Und dann noch die Klamotte um eine Burschenschaft in einer mittleren Provinzstadt, eine Liederfibel, eine Regionalwahl und ein bis vor kurzem völlig unbekanntem Politiker namens Udo Landbauer im Zentrum der Aufmerksamkeit. An Landbauer scheiden sich die Geister der niederösterreichischen Landeshauptfrau Johann Mikl-Leitner, des Bundespräsidenten Alexander Van der Bellen, des Vizekanzler Heinz Christian Strache – und aller anderen darunter. Was wird aus Udo Landbauer, sollte tatsächlich eine wichtige Frage sein? So wie die Haltung Weinwurms zum Atommüll in Alberndorf?
Das Positive an dem Landbauer-Klamauk könnte das Scheinwerferlicht sein, das nun auf die Vorgänge in den Burschenschaften gerichtet wird – wenn es nicht, wie in den vielen anderen Fällen in Österreich ohnehin nicht wieder bald abgeschaltet wird. Vielleicht kümmert sich dann jemand um die Frage, wie es denn sein kann, dass wir 2018 nach der Antisemitismus-NS-Aufregung der siebziger Jahre (Stichwort Wiesenthal-Affäre), dann der 80ziger Jahre mit Kurt Waldheims Vergangenheitsqual, dann der Jerusalem-Rede von Franz Vranitzky, dann der Aufregung um Schwarz-Blau 2000 jetzt 18 Jahre später noch immer die gleichen braunen Flecken in der FPÖ diskutieren; dass diese noch immer wochenlang den politischen Diskurs bestimmen können? Wieder werden keine ganzen Sachen gemacht werden. Und in einiger Zeit fängt alles von vorne wieder an.
Die Antwort auf die Frage nach der Liebe des politischen Österreichs zur Farce lässt sich also spätestens jetzt leicht beantworten: Die politische, mediale und zivilgesellschaftliche Öffentlichkeit konzentriert sich meist blitzschnell auf Symptome, um sich die Erforschung der Ursachen zu ersparen.

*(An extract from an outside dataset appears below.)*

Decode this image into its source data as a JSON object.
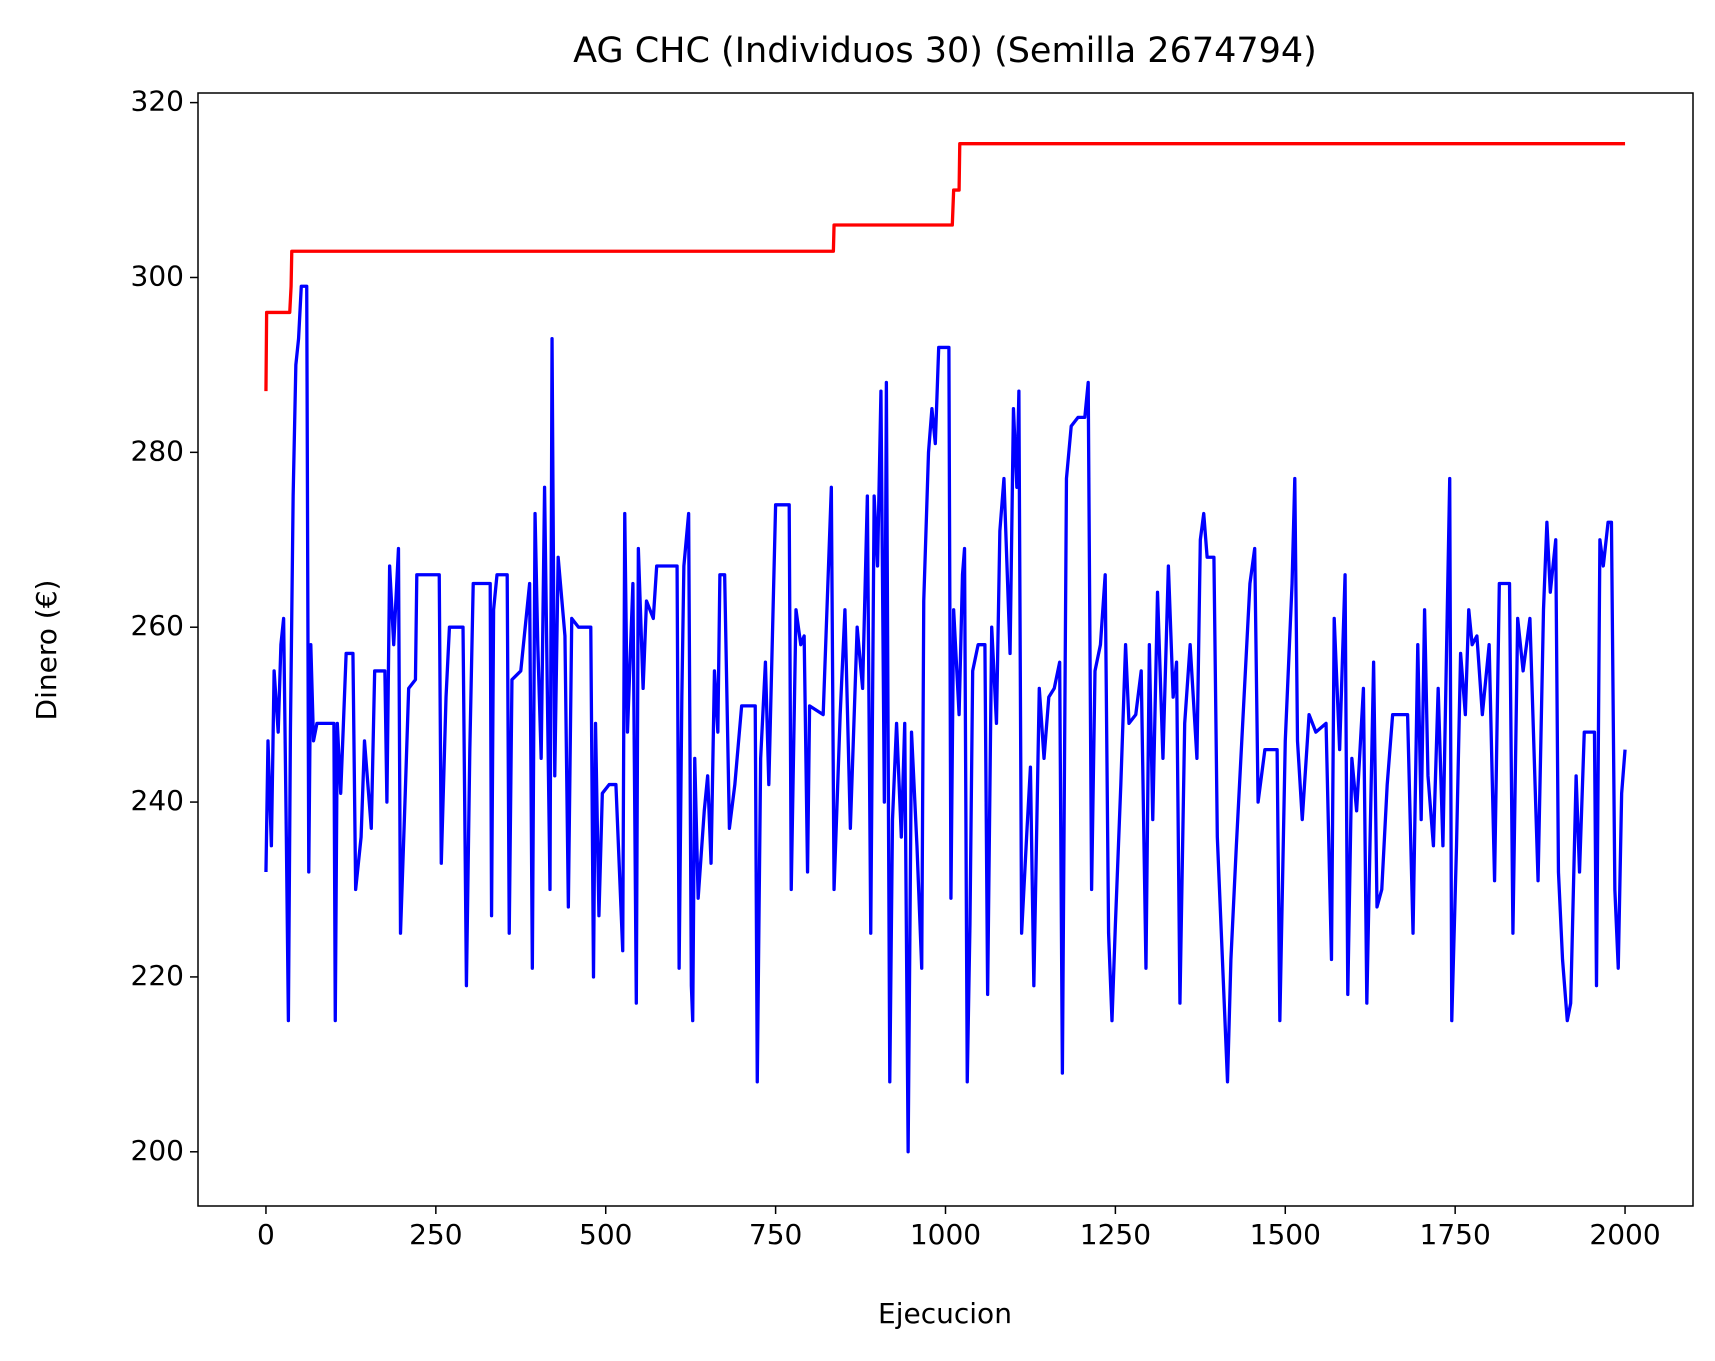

Das wird verständlich, wenn man als Symptom das „Anzeichen einer Entwicklung“ versteht. Am Beispiel der Burschenschaft „Germania“ und ihrer Liederfibel heißt das, die ganze Aufmerksamkeit konzentriert sich auf die Lieder und die Empörung, dass ein solches Buch noch 1997 gedruckt werden konnte. Die Beschwichtiger wiederum halten dagegen, dass Landbauer nicht gesungen und/oder gar nichts gewusst hat. Hat er? Hat er nicht? Wenn ja, hat er was gesungen? Konnte er gar nicht weil schlechter Sänger? Wie grotesk ist denn diese Diskussion?
Mit anderen Worten: Mit dem Hang zur Symptom-Debatte erspart man sich in Österreich die eingehende Beschäftigung mit den drohenden Entwicklungen, für die Symptome eben nur ein Anzeichen sind. Was könnte ein moderner Nestroy nicht alles daraus machen?